あの「狂暴化」は一体なんだったのでしょうか…薬を変えてからというもの、人が変わったかのように穏やかになり、今もその薬を飲み続けています。薬はもちろん母親が管理し、夕食後などに飲み終わるのを確認して寝かしつける毎日です。それでも薬を飲み忘れてしまうことが何度かあるため、家族で注意を払いながら見ています。

どんどん進行していく認知症

認知症を他人のことのように思っていた時期がありますが、実際に身内がなってしまうと悲しいものですね。祖母の過去を思い出して悲しくなってしまう時もありますが、何より一番辛いのは祖母かもしれません。

亡くなった身内のことさえも忘れてしまう

祖母には姉と娘がいましたが、すでに亡くなっているのです。しかし、祖母は亡くなったことを覚えてはおらず「娘はどうしているかな?」などと言うようになったのです。お墓参りに行って「誰のお墓?」と聞かれ「おばあちゃんの娘さんのお墓だよ」と答えるたびに、胸が締め付けられるような思いです。

亡くなった身内でさえも忘れてしまっていることに対して、というのもそうですが、なによりそれを何度も教えることで、毎回のように祖母の悲しそうな顔を見るのがとても辛いですね。

食べたことを忘れてしまう

食べたことを忘れてしまっているのか、かなりの頻度で食事を摂っています。また、食べ物がないと冷蔵庫を探し始めたり、残り物のご飯を手づかみで食べることもあるのです。あんなに「行儀よく」と教えてきてくれた祖母が手づかみでご飯を食べている場面に遭遇してしまったときは、とてもショックでしたが、お皿に盛ったご飯とお箸を渡すと、しっかりお箸で食べてくれました。

週2日のデイケアへ

両親は共働きで、毎日祖母の面倒をみることができないため、週に2日ほどデイケアへと通わせています。

最初は嫌がっていたけど…

昔やってたボウリング以外では他人との交流をしておらず、デイケアに行くのを嫌がっていました。しかし、習慣になるにつれて楽しく通っているようです。デイケアでは誕生日を祝ってもらったり、お風呂に入らせてもらったり、子どもたちが来てレクリエーションを行っているようです。

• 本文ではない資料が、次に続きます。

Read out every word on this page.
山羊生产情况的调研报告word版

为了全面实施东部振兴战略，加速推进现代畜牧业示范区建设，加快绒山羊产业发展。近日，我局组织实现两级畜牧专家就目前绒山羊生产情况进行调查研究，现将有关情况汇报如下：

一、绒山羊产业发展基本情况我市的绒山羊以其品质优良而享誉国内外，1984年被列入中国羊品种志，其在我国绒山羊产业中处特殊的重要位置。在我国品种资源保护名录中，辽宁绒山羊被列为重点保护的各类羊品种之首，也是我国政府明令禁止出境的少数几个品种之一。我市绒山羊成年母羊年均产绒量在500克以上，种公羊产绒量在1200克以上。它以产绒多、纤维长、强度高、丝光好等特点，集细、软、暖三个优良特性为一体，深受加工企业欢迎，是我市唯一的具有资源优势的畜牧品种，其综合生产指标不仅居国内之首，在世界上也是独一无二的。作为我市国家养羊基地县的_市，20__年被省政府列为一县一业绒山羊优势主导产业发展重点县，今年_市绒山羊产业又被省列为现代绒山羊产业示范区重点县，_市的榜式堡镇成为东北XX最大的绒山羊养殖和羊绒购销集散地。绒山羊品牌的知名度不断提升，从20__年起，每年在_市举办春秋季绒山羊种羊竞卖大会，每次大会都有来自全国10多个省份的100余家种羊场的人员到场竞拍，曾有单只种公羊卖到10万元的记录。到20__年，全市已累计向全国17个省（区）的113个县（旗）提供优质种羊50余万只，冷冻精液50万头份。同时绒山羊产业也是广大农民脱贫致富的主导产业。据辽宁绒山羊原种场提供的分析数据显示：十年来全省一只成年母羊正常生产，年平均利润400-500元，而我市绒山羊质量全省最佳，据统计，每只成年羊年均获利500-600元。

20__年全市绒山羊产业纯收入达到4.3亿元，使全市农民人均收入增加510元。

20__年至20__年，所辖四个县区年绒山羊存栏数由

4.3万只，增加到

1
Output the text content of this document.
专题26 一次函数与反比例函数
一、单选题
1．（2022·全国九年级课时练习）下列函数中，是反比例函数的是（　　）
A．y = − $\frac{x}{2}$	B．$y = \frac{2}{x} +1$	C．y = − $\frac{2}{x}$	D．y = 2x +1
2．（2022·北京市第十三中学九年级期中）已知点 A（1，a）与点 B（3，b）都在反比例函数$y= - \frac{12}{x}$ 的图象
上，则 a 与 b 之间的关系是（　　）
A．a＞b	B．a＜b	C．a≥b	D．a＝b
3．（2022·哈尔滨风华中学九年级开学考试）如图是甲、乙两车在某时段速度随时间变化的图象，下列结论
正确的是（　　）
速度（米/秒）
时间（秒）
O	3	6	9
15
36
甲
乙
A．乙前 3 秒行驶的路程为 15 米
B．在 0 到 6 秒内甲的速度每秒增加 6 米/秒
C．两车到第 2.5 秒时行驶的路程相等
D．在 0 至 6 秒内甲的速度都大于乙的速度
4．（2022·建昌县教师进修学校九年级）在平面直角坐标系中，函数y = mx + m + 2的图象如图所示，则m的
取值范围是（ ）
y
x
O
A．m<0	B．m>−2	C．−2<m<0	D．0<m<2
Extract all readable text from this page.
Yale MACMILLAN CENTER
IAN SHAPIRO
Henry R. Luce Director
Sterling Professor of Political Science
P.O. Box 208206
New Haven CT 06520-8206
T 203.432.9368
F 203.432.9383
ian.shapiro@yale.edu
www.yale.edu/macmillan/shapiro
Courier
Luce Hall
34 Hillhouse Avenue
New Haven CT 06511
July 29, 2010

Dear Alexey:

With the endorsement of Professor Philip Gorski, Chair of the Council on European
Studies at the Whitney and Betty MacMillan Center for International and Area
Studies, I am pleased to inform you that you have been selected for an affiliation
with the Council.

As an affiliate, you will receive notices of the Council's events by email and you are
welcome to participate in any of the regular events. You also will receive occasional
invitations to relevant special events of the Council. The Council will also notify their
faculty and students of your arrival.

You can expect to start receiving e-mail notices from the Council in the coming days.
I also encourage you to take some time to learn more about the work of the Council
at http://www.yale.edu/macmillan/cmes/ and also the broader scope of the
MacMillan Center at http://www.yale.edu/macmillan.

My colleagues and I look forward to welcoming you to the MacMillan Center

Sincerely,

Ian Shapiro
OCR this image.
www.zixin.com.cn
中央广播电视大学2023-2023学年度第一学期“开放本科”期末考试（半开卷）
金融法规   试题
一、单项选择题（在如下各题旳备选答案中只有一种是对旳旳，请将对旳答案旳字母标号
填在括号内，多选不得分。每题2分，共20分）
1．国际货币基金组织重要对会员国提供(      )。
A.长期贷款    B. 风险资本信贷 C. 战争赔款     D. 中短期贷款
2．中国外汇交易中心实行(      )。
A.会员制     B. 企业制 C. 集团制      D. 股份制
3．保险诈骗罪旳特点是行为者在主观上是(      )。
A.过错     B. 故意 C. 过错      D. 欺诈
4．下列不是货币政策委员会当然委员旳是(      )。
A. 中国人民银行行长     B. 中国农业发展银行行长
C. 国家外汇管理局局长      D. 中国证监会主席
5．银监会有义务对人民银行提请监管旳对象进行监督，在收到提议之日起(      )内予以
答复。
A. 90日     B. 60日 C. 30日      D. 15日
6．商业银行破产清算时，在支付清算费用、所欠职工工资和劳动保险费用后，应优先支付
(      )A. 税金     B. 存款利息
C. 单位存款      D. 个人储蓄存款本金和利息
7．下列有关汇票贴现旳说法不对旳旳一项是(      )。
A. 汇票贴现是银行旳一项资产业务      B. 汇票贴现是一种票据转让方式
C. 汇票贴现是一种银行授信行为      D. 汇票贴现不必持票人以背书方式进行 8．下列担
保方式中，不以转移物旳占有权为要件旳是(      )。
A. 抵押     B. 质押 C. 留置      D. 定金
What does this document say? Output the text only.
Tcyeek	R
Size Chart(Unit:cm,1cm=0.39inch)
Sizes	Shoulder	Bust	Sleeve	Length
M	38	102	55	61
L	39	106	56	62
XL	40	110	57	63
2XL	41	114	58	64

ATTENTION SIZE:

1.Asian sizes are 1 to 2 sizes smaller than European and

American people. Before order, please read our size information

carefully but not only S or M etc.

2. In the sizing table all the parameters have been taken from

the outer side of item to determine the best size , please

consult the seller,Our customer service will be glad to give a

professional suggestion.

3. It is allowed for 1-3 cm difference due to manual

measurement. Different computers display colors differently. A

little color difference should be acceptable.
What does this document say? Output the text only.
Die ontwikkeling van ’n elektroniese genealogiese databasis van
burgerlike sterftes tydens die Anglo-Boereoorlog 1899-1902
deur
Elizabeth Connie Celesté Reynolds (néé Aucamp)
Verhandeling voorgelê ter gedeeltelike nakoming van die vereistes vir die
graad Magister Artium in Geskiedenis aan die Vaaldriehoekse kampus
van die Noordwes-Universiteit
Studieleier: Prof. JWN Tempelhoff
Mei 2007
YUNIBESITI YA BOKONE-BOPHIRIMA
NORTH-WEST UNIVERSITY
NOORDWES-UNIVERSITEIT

自宅に帰ってきたときの「ただいま~!」という晴れやかな声を聞くたび、デイケアに通っていてよかったのではないかと思います。

認知症である祖母との付き合い方

人間、同じことを何度も聞かれて答えるのは大変苦痛に感じます。それが耳の遠い方だったら尚更ですよね。しかし、認知症はなろうと思ってなったものではないということと、私たちでも将来なる可能性があるということです。私はこれを忘れず、今後も祖母に接していきたいと思っています。

我が家を見ていても、認知症患者さんのいる家庭はかなり大変だと思います。介護する側はストレスを上手く吐き出せるようにしましょうね。